Begin by taking a look at Carracci's 1590 painting:
Next, answer the following questions about the compositional shape of Carracci’s painting:
- Is the compositional triangle centered in the canvas?
- Are all three corners of the compositional triangle contained within the canvas?
- What is the focal point of the painting? Is the focal point in the center of the canvas?
- Where are the two children and the cat within the compositional triangle?
Look at the
line drawing of Carraci’s painting and draw the compositional shape of the painting. Now, consider what is going on in Carracci’s painting: what is the "story?"
- What action occurs in this painting?
- Who or what is doing the action? Who or what is reacting?
- How do the positions of figures within the composition convey who or what is acting or reacting, and how they are doing it?
Think about what kinds of emotions this composition evokes as you answer the following questions:
- What actions do you think took place before the moment Carracci depicts?
- What do you think will happen after this moment?
- What part of the story has Carracci pictured in his image?
- How does Carracci’s decision to depict the moment of greatest tension in the narrative affect the way the viewer responds to the children and their actions?
- How does the appearance that the cat has no outlet of escape affect the way in the viewer feels about the children and their actions?
- How does the title of the painting affect your opinion of the children? What impression of the children does the word "teasing" leave you with?
View the following image:
- What is the painting’s composition? Triangular? Oval? Another shape?
- Why do you think Gentileschi structured this painting’s composition in this way?
Continue to work together in the same small groups to answer the following questions:
- What elements of the composition help to convey the narrative?
- What compositional elements convey the emotions of the characters? This should include elements such as the position of the figures relative to each other, or the use of negative space, rather than simply noting the position of Esther.
- Which parts of the composition help the audience to understand which moment in the narrative is being portrayed?
- How do you think Gentileschi’s choice of subject mattera narrative that would have been familiar already as a text and as a storymight have affected the way in which she chose to portray her characters? The story?
Begin by taking a look at the following painting:
Next, answer the following questions about Kirchner’s painting:
- Who are the "characters" in this image?
- What "action" is going in within the frame?

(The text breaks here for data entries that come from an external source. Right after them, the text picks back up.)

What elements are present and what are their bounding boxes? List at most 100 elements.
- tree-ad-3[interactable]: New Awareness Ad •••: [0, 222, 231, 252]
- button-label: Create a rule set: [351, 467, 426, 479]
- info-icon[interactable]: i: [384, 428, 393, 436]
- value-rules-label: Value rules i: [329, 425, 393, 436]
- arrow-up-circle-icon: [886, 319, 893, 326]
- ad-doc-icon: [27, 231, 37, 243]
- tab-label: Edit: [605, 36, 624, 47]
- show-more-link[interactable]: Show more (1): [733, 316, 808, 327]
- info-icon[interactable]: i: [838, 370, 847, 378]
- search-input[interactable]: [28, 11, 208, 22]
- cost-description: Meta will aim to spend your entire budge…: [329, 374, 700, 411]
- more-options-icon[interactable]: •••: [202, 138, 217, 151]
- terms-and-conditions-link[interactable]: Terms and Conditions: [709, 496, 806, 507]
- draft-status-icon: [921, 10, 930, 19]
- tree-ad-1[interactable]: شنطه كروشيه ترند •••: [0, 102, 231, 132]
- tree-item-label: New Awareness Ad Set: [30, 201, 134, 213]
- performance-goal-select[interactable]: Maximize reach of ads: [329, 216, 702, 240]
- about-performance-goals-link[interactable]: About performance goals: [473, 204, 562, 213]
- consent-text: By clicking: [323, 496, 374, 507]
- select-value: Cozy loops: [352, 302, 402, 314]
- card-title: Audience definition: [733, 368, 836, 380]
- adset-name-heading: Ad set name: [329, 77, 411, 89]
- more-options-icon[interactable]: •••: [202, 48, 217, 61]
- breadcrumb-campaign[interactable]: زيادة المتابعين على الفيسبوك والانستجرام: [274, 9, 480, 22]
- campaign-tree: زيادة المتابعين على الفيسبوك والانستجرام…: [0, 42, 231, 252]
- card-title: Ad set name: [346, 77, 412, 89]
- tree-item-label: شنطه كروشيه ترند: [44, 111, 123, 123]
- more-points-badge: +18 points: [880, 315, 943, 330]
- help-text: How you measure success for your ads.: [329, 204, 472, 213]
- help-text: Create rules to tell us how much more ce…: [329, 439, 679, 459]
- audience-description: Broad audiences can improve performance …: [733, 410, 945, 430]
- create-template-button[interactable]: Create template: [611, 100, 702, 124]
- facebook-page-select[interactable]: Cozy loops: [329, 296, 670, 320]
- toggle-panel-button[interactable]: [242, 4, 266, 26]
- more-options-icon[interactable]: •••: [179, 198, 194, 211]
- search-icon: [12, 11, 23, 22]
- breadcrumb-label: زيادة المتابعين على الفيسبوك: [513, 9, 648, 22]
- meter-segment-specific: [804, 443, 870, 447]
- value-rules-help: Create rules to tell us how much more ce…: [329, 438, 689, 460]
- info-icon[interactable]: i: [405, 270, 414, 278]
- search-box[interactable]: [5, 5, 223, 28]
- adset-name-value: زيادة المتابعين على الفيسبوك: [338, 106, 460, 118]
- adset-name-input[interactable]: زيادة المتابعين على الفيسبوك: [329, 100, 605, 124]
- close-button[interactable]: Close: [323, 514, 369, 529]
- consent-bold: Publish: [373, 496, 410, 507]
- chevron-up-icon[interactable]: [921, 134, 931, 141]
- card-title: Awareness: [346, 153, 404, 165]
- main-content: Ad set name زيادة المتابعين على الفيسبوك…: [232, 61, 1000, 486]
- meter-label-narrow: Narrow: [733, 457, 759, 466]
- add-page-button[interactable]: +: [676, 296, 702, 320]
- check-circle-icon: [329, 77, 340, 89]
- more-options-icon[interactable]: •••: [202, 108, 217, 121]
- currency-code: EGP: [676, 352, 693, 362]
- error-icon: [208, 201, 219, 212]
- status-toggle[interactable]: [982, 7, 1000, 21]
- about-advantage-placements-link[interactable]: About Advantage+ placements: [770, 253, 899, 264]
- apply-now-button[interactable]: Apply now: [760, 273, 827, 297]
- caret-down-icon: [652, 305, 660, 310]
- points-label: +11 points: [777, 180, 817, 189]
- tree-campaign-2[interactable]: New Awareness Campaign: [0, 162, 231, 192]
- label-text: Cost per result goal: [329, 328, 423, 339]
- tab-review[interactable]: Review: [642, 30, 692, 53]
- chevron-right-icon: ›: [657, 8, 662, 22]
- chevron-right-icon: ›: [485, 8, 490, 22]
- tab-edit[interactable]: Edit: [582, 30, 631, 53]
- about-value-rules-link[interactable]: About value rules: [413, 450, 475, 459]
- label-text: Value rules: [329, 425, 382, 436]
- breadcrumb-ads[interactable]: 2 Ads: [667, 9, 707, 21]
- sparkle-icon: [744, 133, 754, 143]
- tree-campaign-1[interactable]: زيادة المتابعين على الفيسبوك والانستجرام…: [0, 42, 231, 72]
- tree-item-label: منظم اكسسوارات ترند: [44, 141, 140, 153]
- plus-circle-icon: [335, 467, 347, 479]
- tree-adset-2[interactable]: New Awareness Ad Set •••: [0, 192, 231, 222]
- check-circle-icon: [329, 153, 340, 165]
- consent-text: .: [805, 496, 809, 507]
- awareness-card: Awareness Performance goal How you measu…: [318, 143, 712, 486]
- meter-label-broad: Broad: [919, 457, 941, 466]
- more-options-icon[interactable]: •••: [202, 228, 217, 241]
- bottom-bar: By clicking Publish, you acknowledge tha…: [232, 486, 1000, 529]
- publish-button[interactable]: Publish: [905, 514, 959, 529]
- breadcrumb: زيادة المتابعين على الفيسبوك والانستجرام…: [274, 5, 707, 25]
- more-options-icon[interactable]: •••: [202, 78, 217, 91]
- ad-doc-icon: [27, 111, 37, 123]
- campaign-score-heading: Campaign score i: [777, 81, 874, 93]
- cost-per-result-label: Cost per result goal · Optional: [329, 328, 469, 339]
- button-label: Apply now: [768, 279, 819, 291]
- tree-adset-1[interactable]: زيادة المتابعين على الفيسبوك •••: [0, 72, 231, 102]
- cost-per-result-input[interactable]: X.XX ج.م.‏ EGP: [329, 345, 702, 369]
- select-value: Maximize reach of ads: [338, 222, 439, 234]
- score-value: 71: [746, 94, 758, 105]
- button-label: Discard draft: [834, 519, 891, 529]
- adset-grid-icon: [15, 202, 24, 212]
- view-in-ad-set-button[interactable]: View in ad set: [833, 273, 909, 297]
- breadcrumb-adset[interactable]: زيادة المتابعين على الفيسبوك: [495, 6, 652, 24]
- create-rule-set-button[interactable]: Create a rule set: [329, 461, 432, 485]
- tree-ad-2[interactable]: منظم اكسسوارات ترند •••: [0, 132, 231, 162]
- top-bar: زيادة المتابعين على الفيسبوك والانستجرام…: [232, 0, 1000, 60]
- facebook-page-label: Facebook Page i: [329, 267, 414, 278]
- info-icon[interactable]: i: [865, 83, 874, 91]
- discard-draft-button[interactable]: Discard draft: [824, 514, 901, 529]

- What story or stories do you see in this painting?
- Do you see an overall shape within the composition? Explain your answer.
- Can you find elements of symmetry in this image? Explain your answer.
- Is Kirchner’s painting balanced?
- Why do you think Kirchner composed the elements in his painting in this particular way?
Now, read the
information on Die Brücke movement accessible through
Art Safari.
Kirchner was a founding member of the German art movement Die Brücke, meaning "The Bridge." Die Brücke artists were a parallel movement to the French Fauve movement (fauve is French for "wild animal" or "beast"). Die Brücke movement began in the first years of the twentieth century and continued until around the close of World War I. Many works by Die Brücke artists focused on the distinction between life in the city and life in the country.
- How does Street, Dresden depict city life? Is it depicted in a positive, negative, or neutral light? Explain your answer.
One of Die Brücke’s main philosophical foundations was to implement a new social order in which art and life would be integrated. Students might think about the time period and consider how the desire to meld art and life was a possible reaction to social changes taking place as a result of the industrial revolution.
- How might these changes have affected adherents’ (of Die Brücke) outlook on the social order?
- How does this snap-shot of life in Dresden, in this painting of pedestrians along the Königstraßethe main shopping stripgive an impression of art and life being integrated? Take a look at a photograph of Dresden, taken during the same time period in which Kirchner painted this image, which might give you an idea of what street life in Dresden would have looked like at the time this painting was created.
Many adherents to Die Brücke movement pursued bohemian lifestyles, refuting the strict social order. The group’s writings often called for the repudiation of society’s bourgeois values.
- Is there anything in this painting which might be symbolic of the social order or the values which Kirchner might have been refuting? Explain your answer.